Research user co-leads:

  • Warren Clarmont
    BC Association of Aboriginal Friendship Centres
  • Kora Debeck
    BC Centre on Substance Use
  • Michelle Degroot
    First Nations Health Authority

Team members (FNHA):

  • Harmony Johnson
  • Namaste Marsden
  • Shannon McDonald
  • Jennifer Murray
  • Patricia Vickers

The current opioid crisis in British Columbia (BC) has been devastating to First Nations individuals, families and communities, who continue to be disproportionately affected compared to other BC residents.

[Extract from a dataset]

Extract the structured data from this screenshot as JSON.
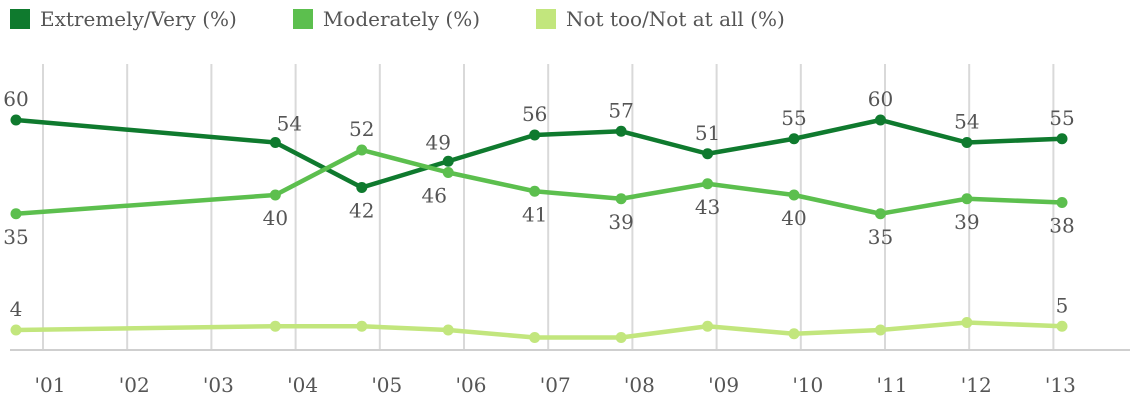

The First Nations Health Authority (FNHA) provides health programs and services throughout BC to all First Nations and has collaborated with BC’s Ministry of Health, and provincial, regional, and community partners over the past year to develop strategies and solutions toward reducing harm and preventing death due to opioid use. Despite this work, the crisis is showing no signs of slowing without the adoption of multi-faceted and collaborative approaches designed to strengthen community and nation-based responses. A dramatically enhanced collaborative approach for First Nations is needed, grounded in the First Nations Perspective on Health and Wellness, addressing root causes of drug use including intergenerational trauma, and guided by people who use drugs.

FNHA will form a network that includes First Nations people who use drugs, community members, Elders, provincial stakeholders, and service providers from across BC. The proposed “First Nations Mental Health and Wellness Opioid Use Network” will focus on four priority areas grounded in the First Nations Perspective on Health and Wellness, community-informed Mental Health and Wellness Service Model, and the priorities of people who use drugs:

  1. Strengthening service delivery.
  2. Addressing social determinants of health and root causes of opioid use.
  3. Enhancing strategies for culturally safe and trauma-informed engagement, prevention and harm reduction.
  4. Informing and strengthening strategic directions for First Nations.

FNHA will convene a workshop for Network members and invited guests to collaboratively work toward a community-informed approach, implementation plan, and develop research and knowledge exchange activities. We aim to build enduring partnerships between organizations and individuals involved in First Nations health and wellness activities across BC seeking to prevent further death and harm due to opioid use and misuse.